When Judith Cohen was diagnosed with stage IIIb colon cancer, she was living in Costa Rica. For the past 40 years, the 61-year-old had been splitting her time between the Spanish speaking country and the United States, but with an insurance policy that is accepted anywhere she goes, she had relied primarily on the Costa Rican health care system for all of her care.
After undergoing the initial tests and treatment at her Costa Rican based doctor’s office, it became apparent that Judith was going to require treatment that they could not adequately provide.
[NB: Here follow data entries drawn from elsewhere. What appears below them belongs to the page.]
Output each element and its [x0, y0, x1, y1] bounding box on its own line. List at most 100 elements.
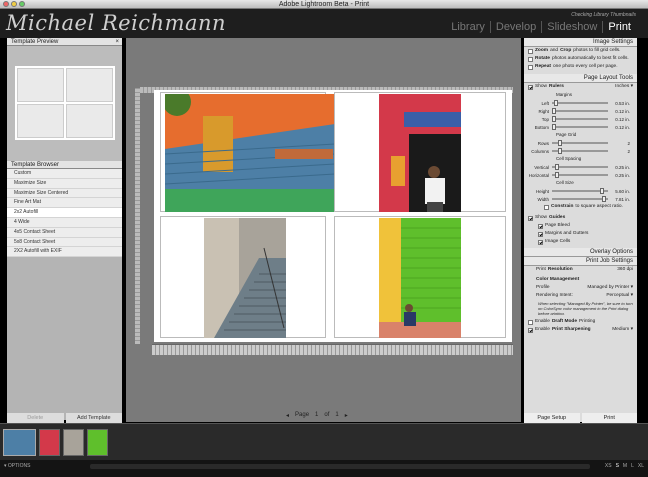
- preview-cell: [17, 68, 64, 102]
- template-item[interactable]: Maximize Size: [7, 179, 122, 189]
- print-canvas: ◂ Page 1 of 1 ▸: [126, 38, 521, 422]
- rotate-option[interactable]: Rotate photos automatically to best fit …: [524, 55, 637, 63]
- profile-select[interactable]: Profile Managed by Printer ▾: [524, 284, 637, 292]
- rotate-checkbox[interactable]: [528, 56, 533, 62]
- window-controls[interactable]: [3, 1, 25, 7]
- module-library[interactable]: Library: [446, 21, 491, 33]
- image-cell[interactable]: [334, 216, 506, 338]
- template-item-selected[interactable]: 2x2 Autofill: [7, 208, 122, 218]
- margin-bottom-slider[interactable]: Bottom 0.12 in.: [524, 123, 637, 131]
- minimize-button[interactable]: [11, 1, 17, 7]
- module-develop[interactable]: Develop: [491, 21, 543, 33]
- draft-mode-option[interactable]: Enable Draft Mode Printing: [524, 318, 637, 326]
- filmstrip-thumb[interactable]: [3, 429, 36, 456]
- close-button[interactable]: [3, 1, 9, 7]
- image-cell[interactable]: [160, 216, 326, 338]
- page-setup-button[interactable]: Page Setup: [524, 413, 580, 423]
- show-guides-checkbox[interactable]: [528, 215, 533, 221]
- add-template-button[interactable]: Add Template: [65, 413, 122, 423]
- resolution-value: 360: [617, 267, 626, 272]
- image-cell[interactable]: [160, 92, 335, 212]
- page-bleed-option[interactable]: Page Bleed: [524, 222, 637, 230]
- template-item[interactable]: 2X2 Autofill with EXIF: [7, 247, 122, 258]
- module-print[interactable]: Print: [603, 21, 636, 33]
- rendering-intent-select[interactable]: Rendering Intent: Perceptual ▾: [524, 292, 637, 300]
- margins-gutters-option[interactable]: Margins and Gutters: [524, 230, 637, 238]
- cell-size-label: Cell Size: [556, 180, 574, 185]
- sharpening-select[interactable]: Medium ▾: [612, 326, 633, 334]
- template-item[interactable]: 4x5 Contact Sheet: [7, 228, 122, 238]
- draft-mode-checkbox[interactable]: [528, 319, 533, 325]
- delete-template-button[interactable]: Delete: [7, 413, 64, 423]
- size-l[interactable]: L: [631, 463, 634, 469]
- columns-slider[interactable]: Columns 2: [524, 147, 637, 155]
- margin-top-slider[interactable]: Top 0.12 in.: [524, 115, 637, 123]
- print-sharpening-option[interactable]: Enable Print Sharpening Medium ▾: [524, 326, 637, 334]
- filmstrip-thumb[interactable]: [39, 429, 60, 456]
- units-select[interactable]: Inches ▾: [615, 83, 633, 91]
- total-pages: 1: [335, 412, 339, 418]
- template-item[interactable]: Maximize Size Centered: [7, 189, 122, 199]
- left-panel: Template Preview × Template Browser Cust…: [7, 38, 122, 420]
- horizontal-spacing-slider[interactable]: Horizontal 0.25 in.: [524, 171, 637, 179]
- page-bleed-checkbox[interactable]: [538, 223, 543, 229]
- filmstrip: [0, 423, 648, 460]
- vertical-spacing-slider[interactable]: Vertical 0.25 in.: [524, 163, 637, 171]
- app-header: Michael Reichmann Checking Library Thumb…: [0, 9, 648, 38]
- filmstrip-thumb[interactable]: [63, 429, 84, 456]
- print-button[interactable]: Print: [581, 413, 637, 423]
- collapse-icon[interactable]: ×: [115, 38, 119, 46]
- constrain-checkbox[interactable]: [544, 204, 549, 210]
- image-settings-header[interactable]: Image Settings: [524, 38, 637, 47]
- overlay-options-header[interactable]: Overlay Options: [524, 248, 637, 257]
- margin-left-slider[interactable]: Left 0.53 in.: [524, 99, 637, 107]
- constrain-option[interactable]: Constrain to square aspect ratio.: [524, 203, 637, 211]
- height-slider[interactable]: Height 5.60 in.: [524, 187, 637, 195]
- repeat-checkbox[interactable]: [528, 64, 533, 70]
- size-m[interactable]: M: [623, 463, 627, 469]
- margins-gutters-checkbox[interactable]: [538, 231, 543, 237]
- template-item[interactable]: 4 Wide: [7, 218, 122, 228]
- image-cell[interactable]: [334, 92, 506, 212]
- zoom-crop-option[interactable]: Zoom and Crop photos to fill grid cells.: [524, 47, 637, 55]
- width-slider[interactable]: Width 7.81 in.: [524, 195, 637, 203]
- prev-page-icon[interactable]: ◂: [286, 412, 289, 419]
- template-item[interactable]: 5x8 Contact Sheet: [7, 238, 122, 248]
- print-resolution-option[interactable]: Print Resolution 360 dpi: [524, 266, 637, 274]
- print-actions: Page Setup Print: [524, 413, 637, 423]
- template-preview-header[interactable]: Template Preview ×: [7, 38, 122, 46]
- show-guides-option[interactable]: Show Guides: [524, 214, 637, 222]
- size-xl[interactable]: XL: [638, 463, 644, 469]
- show-rulers-option[interactable]: Show Rulers Inches ▾: [524, 83, 637, 91]
- margin-right-slider[interactable]: Right 0.12 in.: [524, 107, 637, 115]
- layout-tools-header[interactable]: Page Layout Tools: [524, 74, 637, 83]
- size-s[interactable]: S: [616, 463, 619, 469]
- size-xs[interactable]: XS: [605, 463, 612, 469]
- filmstrip-scrollbar[interactable]: [90, 464, 590, 469]
- print-sharpening-checkbox[interactable]: [528, 327, 533, 333]
- preview-cell: [66, 68, 113, 102]
- page-grid-label: Page Grid: [556, 132, 577, 137]
- options-button[interactable]: ▾ OPTIONS: [4, 463, 30, 469]
- ruler-bottom: [152, 344, 513, 355]
- color-management-note: When selecting "Managed By Printer", be …: [538, 301, 633, 315]
- status-text: Checking Library Thumbnails: [571, 12, 636, 18]
- module-slideshow[interactable]: Slideshow: [542, 21, 604, 33]
- print-job-header[interactable]: Print Job Settings: [524, 257, 637, 266]
- print-page: [154, 90, 512, 342]
- template-item[interactable]: Custom: [7, 169, 122, 179]
- right-panel: Image Settings Zoom and Crop photos to f…: [524, 38, 637, 422]
- current-page: 1: [315, 412, 319, 418]
- image-cells-checkbox[interactable]: [538, 239, 543, 245]
- zoom-crop-checkbox[interactable]: [528, 48, 533, 54]
- template-item[interactable]: Fine Art Mat: [7, 198, 122, 209]
- template-browser-header[interactable]: Template Browser: [7, 161, 122, 169]
- rows-slider[interactable]: Rows 2: [524, 139, 637, 147]
- zoom-button[interactable]: [19, 1, 25, 7]
- show-rulers-checkbox[interactable]: [528, 84, 533, 90]
- next-page-icon[interactable]: ▸: [345, 412, 348, 419]
- image-cells-option[interactable]: Image Cells: [524, 238, 637, 246]
- repeat-option[interactable]: Repeat one photo every cell per page.: [524, 63, 637, 71]
- window-title: Adobe Lightroom Beta - Print: [278, 1, 370, 8]
- filmstrip-thumb[interactable]: [87, 429, 108, 456]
With the help of her family, she began researching clinics in the United States.
“They didn’t have the chemo in Costa Rica that I needed,” Judith recalls. “My doctor told me if I came to the States that my chances of survival went up 25%. So we started looking all over the U.S.”
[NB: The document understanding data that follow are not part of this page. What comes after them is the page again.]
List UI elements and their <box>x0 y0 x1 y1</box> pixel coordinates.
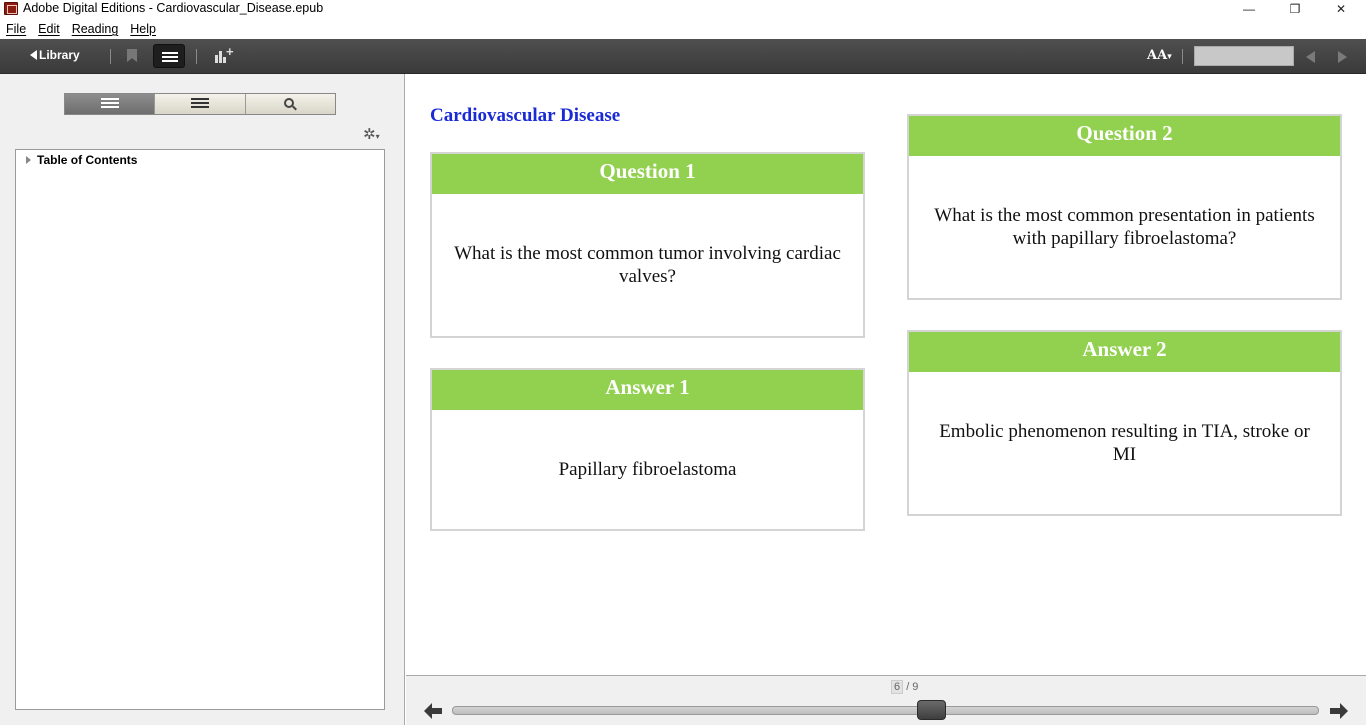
gear-dropdown-icon: ▾ <box>375 132 380 141</box>
list-icon <box>162 52 178 54</box>
minimize-button[interactable]: — <box>1226 0 1272 18</box>
reading-pane: Cardiovascular Disease Question 1 What i… <box>406 74 1366 675</box>
toc-tree: Table of Contents <box>15 149 385 710</box>
card-heading: Question 1 <box>432 154 863 194</box>
previous-page-arrow-icon[interactable] <box>424 703 442 719</box>
menu-file[interactable]: File <box>6 22 26 36</box>
close-button[interactable]: ✕ <box>1318 0 1364 18</box>
card-body: Embolic phenomenon resulting in TIA, str… <box>939 421 1310 465</box>
list-icon-line <box>162 56 178 58</box>
search-icon <box>284 98 295 108</box>
toolbar-divider <box>1182 49 1183 64</box>
card-body: What is the most common tumor involving … <box>454 243 841 287</box>
card-heading: Answer 1 <box>432 370 863 410</box>
tab-thumbnails[interactable] <box>65 94 156 114</box>
sidebar: ✲▾ Table of Contents <box>0 74 405 725</box>
expand-triangle-icon[interactable] <box>26 156 31 164</box>
question-1-card: Question 1 What is the most common tumor… <box>430 152 865 338</box>
total-pages: / 9 <box>906 681 919 693</box>
next-page-icon[interactable] <box>1338 51 1347 63</box>
toc-item-table-of-contents[interactable]: Table of Contents <box>37 153 137 167</box>
page-slider-track[interactable] <box>452 706 1319 715</box>
line <box>100 106 119 108</box>
line <box>190 106 209 108</box>
window-title: Adobe Digital Editions - Cardiovascular_… <box>23 1 324 15</box>
thumbnail-list-icon <box>100 98 119 110</box>
next-page-arrow-icon[interactable] <box>1330 703 1348 719</box>
previous-page-icon[interactable] <box>1306 51 1315 63</box>
page-indicator: 6 / 9 <box>891 680 918 694</box>
bookmark-list-icon <box>190 98 209 110</box>
tab-bookmarks[interactable] <box>155 94 246 114</box>
library-label: Library <box>39 48 80 62</box>
card-body: Papillary fibroelastoma <box>558 459 737 480</box>
line <box>190 102 209 104</box>
list-icon-line <box>162 60 178 62</box>
line <box>100 98 119 100</box>
plus-icon: + <box>226 44 234 59</box>
page-slider-handle[interactable] <box>917 700 946 720</box>
toolbar-divider <box>110 49 111 64</box>
menu-edit[interactable]: Edit <box>38 22 60 36</box>
back-arrow-icon <box>30 50 37 60</box>
bookmark-icon[interactable] <box>127 49 137 62</box>
answer-2-card: Answer 2 Embolic phenomenon resulting in… <box>907 330 1342 516</box>
bar <box>219 51 222 63</box>
font-dropdown-icon: ▾ <box>1167 52 1172 62</box>
toolbar: Library + AA▾ <box>0 39 1366 74</box>
add-stats-icon[interactable]: + <box>215 44 235 63</box>
title-bar: Adobe Digital Editions - Cardiovascular_… <box>0 0 1366 18</box>
page-navigation-bar: 6 / 9 <box>406 675 1366 725</box>
toc-toggle-button[interactable] <box>153 44 185 68</box>
line <box>100 102 119 104</box>
question-2-card: Question 2 What is the most common prese… <box>907 114 1342 300</box>
menu-help[interactable]: Help <box>130 22 156 36</box>
settings-gear-icon[interactable]: ✲▾ <box>363 127 380 144</box>
menu-bar: File Edit Reading Help <box>0 19 1366 39</box>
card-body: What is the most common presentation in … <box>934 205 1315 249</box>
sidebar-view-tabs <box>64 93 336 115</box>
library-button[interactable]: Library <box>30 48 80 62</box>
gear-glyph: ✲ <box>363 126 376 143</box>
app-logo-icon <box>4 2 18 15</box>
font-size-label: AA <box>1147 48 1168 63</box>
maximize-button[interactable]: ❐ <box>1272 0 1318 18</box>
chapter-title: Cardiovascular Disease <box>430 105 621 126</box>
line <box>190 98 209 100</box>
tab-search[interactable] <box>245 94 335 114</box>
page-number-input[interactable] <box>1194 46 1294 66</box>
toolbar-divider <box>196 49 197 64</box>
card-heading: Answer 2 <box>909 332 1340 372</box>
current-page: 6 <box>891 680 904 694</box>
answer-1-card: Answer 1 Papillary fibroelastoma <box>430 368 865 531</box>
menu-reading[interactable]: Reading <box>72 22 119 36</box>
bar <box>215 55 218 63</box>
font-size-button[interactable]: AA▾ <box>1147 48 1172 63</box>
card-heading: Question 2 <box>909 116 1340 156</box>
After scouring the internet and going through referrals, Judith and her family were able to narrow their nationwide search down to a couple of states and several different clinics, including Sierra Nevada Cancer Center. It was after Judith’s friend made the initial contact with Dr. Perez at SNCC that the decision was made.
“My friend called me and said she was really impressed,” Judith says of her friend’s research and meet-and-greet with Dr. Perez. “She said, ‘You won’t believe this, I’ve met him and he is absolutely fantastic.’”
Along with having the compassionate approach to treatment that Judith was looking for, as well the necessary type of chemotherapy she required, it was Dr. Perez’s flexibility and accessibility to patients that sealed the deal.
“A lot of doctors won’t accept tests performed by other doctors,” Judith says. “But it was really important that I didn’t take months and months taking the tests again—the fact that Dr. Perez saw me was absolutely marvelous.”
Two years since her diagnosis, Judith is still going strong and living her life. She makes the commute to see Dr. Perez about every three months.
“Dr. Perez is a very caring person as is the whole staff at Sierra Nevada Cancer Center,” Judith says. “It’s very important that you feel like you’re a life, not a dollar sign.”